Criminal and Bad-Faith Conduct: Trusts Are Not the Problem
A large number of cases critics cite such as Thompson, Butselaar, Schneider, Brennan, Greenberg, Rogan, AmeriDebt, involve tax evasion, fraud, or outright criminal conduct. Offshore trusts were merely adjacent to the misconduct, not the cause of any legal consequence. No asset protection tool, foreign or domestic, can insulate criminal behavior.
Jurisdictional Cases Reinforce Offshore Strength
Other cases, such as Indiana Investors v. Fink and Gilmore v. AsiaTrust, simply demonstrate that if a trust is still controlled domestically or if a trustee creates significant connections to the U.S., domestic courts may assert jurisdiction. Again, this underscores the importance of proper structuring, not a weakness in offshore trust law.
U.S. v. Grant: The Best Illustration of Offshore Strength
Perhaps the most impressive case in the entire body of asset protection jurisprudence is U.S. v. Grant. Despite a $36 million IRS claim and an imperfectly drafted trust that gave Mrs. Grant undue control, the IRS still could not seize trust assets. If anything, this case highlights the strength of offshore protection.

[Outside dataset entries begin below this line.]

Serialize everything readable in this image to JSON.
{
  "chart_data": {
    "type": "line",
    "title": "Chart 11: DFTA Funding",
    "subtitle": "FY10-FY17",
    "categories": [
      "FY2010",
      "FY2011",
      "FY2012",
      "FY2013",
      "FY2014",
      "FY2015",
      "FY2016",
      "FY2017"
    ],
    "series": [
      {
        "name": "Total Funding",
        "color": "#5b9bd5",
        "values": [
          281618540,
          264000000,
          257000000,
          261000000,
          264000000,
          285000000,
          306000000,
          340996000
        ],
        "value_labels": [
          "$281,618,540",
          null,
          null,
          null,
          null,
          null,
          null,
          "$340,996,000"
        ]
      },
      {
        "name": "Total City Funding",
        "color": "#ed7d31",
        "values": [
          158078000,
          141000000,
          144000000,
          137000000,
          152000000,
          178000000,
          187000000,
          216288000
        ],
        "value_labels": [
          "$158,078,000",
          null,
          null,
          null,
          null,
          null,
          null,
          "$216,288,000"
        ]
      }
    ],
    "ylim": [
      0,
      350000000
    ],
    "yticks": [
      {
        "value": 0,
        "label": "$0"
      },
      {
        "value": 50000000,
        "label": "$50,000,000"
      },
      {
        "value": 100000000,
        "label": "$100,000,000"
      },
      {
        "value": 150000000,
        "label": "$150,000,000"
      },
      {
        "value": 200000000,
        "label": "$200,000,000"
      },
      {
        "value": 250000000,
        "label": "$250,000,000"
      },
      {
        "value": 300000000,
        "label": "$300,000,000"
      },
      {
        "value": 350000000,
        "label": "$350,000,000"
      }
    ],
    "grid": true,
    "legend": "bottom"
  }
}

The Consistent Pattern: Offshore Trusts Succeed When Done Right
A properly structured Cook Islands trust, with an independent trustee and no retained control, created before any legal conflict arises, is virtually impregnable to U.S. court orders. It is the gold standard in asset protection for a reason: it works.
When clients follow proper protocol and work with experienced counsel, offshore trusts provide stability and security that no domestic structure can replicate. This is also why, despite establishing vast numbers of Cook Islands trusts over many years, none of our clients has ever been held in contempt for forming or maintaining such a trust.
Conclusion: The Case Law Unmistakably Favors Offshore Trusts
The myth that offshore trusts lead to contempt is not supported by the legal record. Courts do not penalize clients for having an offshore trust; they penalize clients for dishonesty, improper transfers, or illegal activity, issues that can arise regardless of the existence of an offshore trust.
When created correctly, offshore trusts are not only safe and compliant, but they are also the most effective asset protection structures available anywhere in the world.
Offshore trusts offer jurisdictional insulation. While courts can hold someone in contempt, they cannot compel a foreign trustee governed by the laws of another country to act.
From a purely asset protection standpoint, offshore trusts, when set up timely and properly offer safe and significantly stronger protection than domestic trusts. The case law does not contradict this; it reinforces the need for proper planning, regardless of jurisdiction.